Freshman Democratic Rep. Ashley Gantt, a former Broward County Assistant Public Defender, is carrying the bill’s House twin (HB 1213).
“Everyone does a three-year commitment at the State Attorney’s Office and sometimes the Public Defender’s Office, but they’ve got to pay their bills,” Pizzo said.
“With this, we’ll be able to tell them, ‘We can give you a stipend at an accelerated fashion to keep you in the system and keep you longer.’ And it’s night and day, honestly, the difference between someone who’s been there for three years and someone who’s been there five years.”
Another bill (SB 1518) would increase the maximum amount payable through Florida’s unemployment system from $6,325 to $9,375 over 25 weeks, equal to $122 more per week. Enrollees must still prove they applied for at least three jobs weekly to receive the aid.
Republican Sen. Jason Brodeur sponsored an almost identical bill in 2021 as Florida’s economy struggled to rebound from the COVID-19 pandemic. That bill cleared the Senate before dying in the House.
Pizzo said he’s sponsoring the bill now because he hasn’t forgotten about that time and wants to ensure that if something similar happens in the future, the people most impacted will suffer less.
“Everybody has super-short-term memories about how desperate people were two years ago,” he said. “All I’m doing is copying and pasting Brodeur’s bill, which had bipartisan support. … But then Brodeur sent it to the House and they killed it.”
Florida’s unemployment system is using “antiquated numbers,” Pizzo continued, and it’s time to bring them more in line with the national average.
“These are probably the second-lowest in the country on unemployment,” he said. “While I hope we never need it, let’s put it to where everyone agreed it should go. This is a statement about how genuine people were two years ago when they expressed consideration for this. It’s not about their political status, condition or futures but the viability of neighborhoods and communities.”

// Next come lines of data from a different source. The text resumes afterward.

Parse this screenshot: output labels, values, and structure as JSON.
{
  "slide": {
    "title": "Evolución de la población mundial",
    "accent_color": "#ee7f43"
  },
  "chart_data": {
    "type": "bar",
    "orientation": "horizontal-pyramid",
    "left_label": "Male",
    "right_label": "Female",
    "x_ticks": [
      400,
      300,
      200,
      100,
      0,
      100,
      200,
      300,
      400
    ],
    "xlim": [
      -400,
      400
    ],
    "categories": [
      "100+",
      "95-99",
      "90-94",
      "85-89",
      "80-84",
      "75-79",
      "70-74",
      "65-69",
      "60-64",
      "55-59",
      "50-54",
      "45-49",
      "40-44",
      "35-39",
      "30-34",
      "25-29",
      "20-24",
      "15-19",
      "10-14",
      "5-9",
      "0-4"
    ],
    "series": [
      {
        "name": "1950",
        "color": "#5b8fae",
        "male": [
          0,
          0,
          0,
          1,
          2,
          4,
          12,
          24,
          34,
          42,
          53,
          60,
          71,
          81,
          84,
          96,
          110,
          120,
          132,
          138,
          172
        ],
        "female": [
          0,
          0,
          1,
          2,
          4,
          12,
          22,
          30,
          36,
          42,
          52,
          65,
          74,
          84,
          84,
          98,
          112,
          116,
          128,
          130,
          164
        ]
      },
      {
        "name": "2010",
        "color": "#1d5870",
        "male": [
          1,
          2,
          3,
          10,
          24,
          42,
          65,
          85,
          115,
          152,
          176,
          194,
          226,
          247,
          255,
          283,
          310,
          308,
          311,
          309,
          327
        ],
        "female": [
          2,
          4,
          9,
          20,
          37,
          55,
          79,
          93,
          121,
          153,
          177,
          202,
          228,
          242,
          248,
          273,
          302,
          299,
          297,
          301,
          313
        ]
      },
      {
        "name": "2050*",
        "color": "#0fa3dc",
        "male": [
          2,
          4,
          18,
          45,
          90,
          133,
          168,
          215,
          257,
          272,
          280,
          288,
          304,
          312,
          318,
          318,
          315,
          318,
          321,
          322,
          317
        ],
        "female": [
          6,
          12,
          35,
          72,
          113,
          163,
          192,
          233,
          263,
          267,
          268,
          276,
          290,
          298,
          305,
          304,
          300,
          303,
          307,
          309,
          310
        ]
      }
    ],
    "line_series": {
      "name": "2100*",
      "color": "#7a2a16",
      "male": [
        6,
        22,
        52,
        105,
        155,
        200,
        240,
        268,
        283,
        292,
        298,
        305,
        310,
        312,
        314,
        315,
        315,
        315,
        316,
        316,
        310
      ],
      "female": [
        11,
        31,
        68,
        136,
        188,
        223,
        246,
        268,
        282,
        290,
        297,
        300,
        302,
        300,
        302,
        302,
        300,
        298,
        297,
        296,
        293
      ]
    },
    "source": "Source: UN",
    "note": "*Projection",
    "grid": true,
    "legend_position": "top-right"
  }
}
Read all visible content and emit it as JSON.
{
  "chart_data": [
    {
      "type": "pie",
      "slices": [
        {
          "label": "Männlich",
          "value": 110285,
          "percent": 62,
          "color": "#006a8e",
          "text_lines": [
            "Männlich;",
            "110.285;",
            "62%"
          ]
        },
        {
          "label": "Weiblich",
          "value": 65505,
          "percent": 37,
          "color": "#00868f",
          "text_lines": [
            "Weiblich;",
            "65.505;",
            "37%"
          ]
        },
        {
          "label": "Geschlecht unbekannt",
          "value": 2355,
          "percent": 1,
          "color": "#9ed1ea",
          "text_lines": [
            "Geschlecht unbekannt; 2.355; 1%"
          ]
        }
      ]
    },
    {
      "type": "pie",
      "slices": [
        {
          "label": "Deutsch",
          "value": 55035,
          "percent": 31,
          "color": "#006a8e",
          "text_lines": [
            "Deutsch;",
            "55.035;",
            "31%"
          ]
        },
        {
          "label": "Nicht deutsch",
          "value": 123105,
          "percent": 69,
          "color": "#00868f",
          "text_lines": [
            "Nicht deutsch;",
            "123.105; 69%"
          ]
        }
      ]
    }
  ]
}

Then there’s SB 1512, which would ban the intentional outdoor release of any balloons “inflated with a gas that is lighter than air” — helium, typically — other than governmental balloons for scientific or meteorological purposes and hot air balloons that are recovered after launching.
Current law allows people to release up to 10 balloons in a 24-hour period. Violators face fines of $250.
Pizzo said he filed the bill as something of a test for his fellow lawmakers. Republican Rep. Linda Chaney is sponsoring its House companion (HB 91).
“I want to see if there’s any scintilla of a bipartisan or nonpartisan shift, left or right, and here’s something that shouldn’t be political that we should all agree on,” he said.
“It might sound silly to some people, and I’m sure I’ll get Twitter hate for it, but the releasing of balloons is objectively horrible for the environment. It’s an antiquated, stupid thing people do. It’s the functional equivalent of abusing pyrotechnics for a gender reveal party.”
The 2023 Legislative Session runs March 7 to May 5.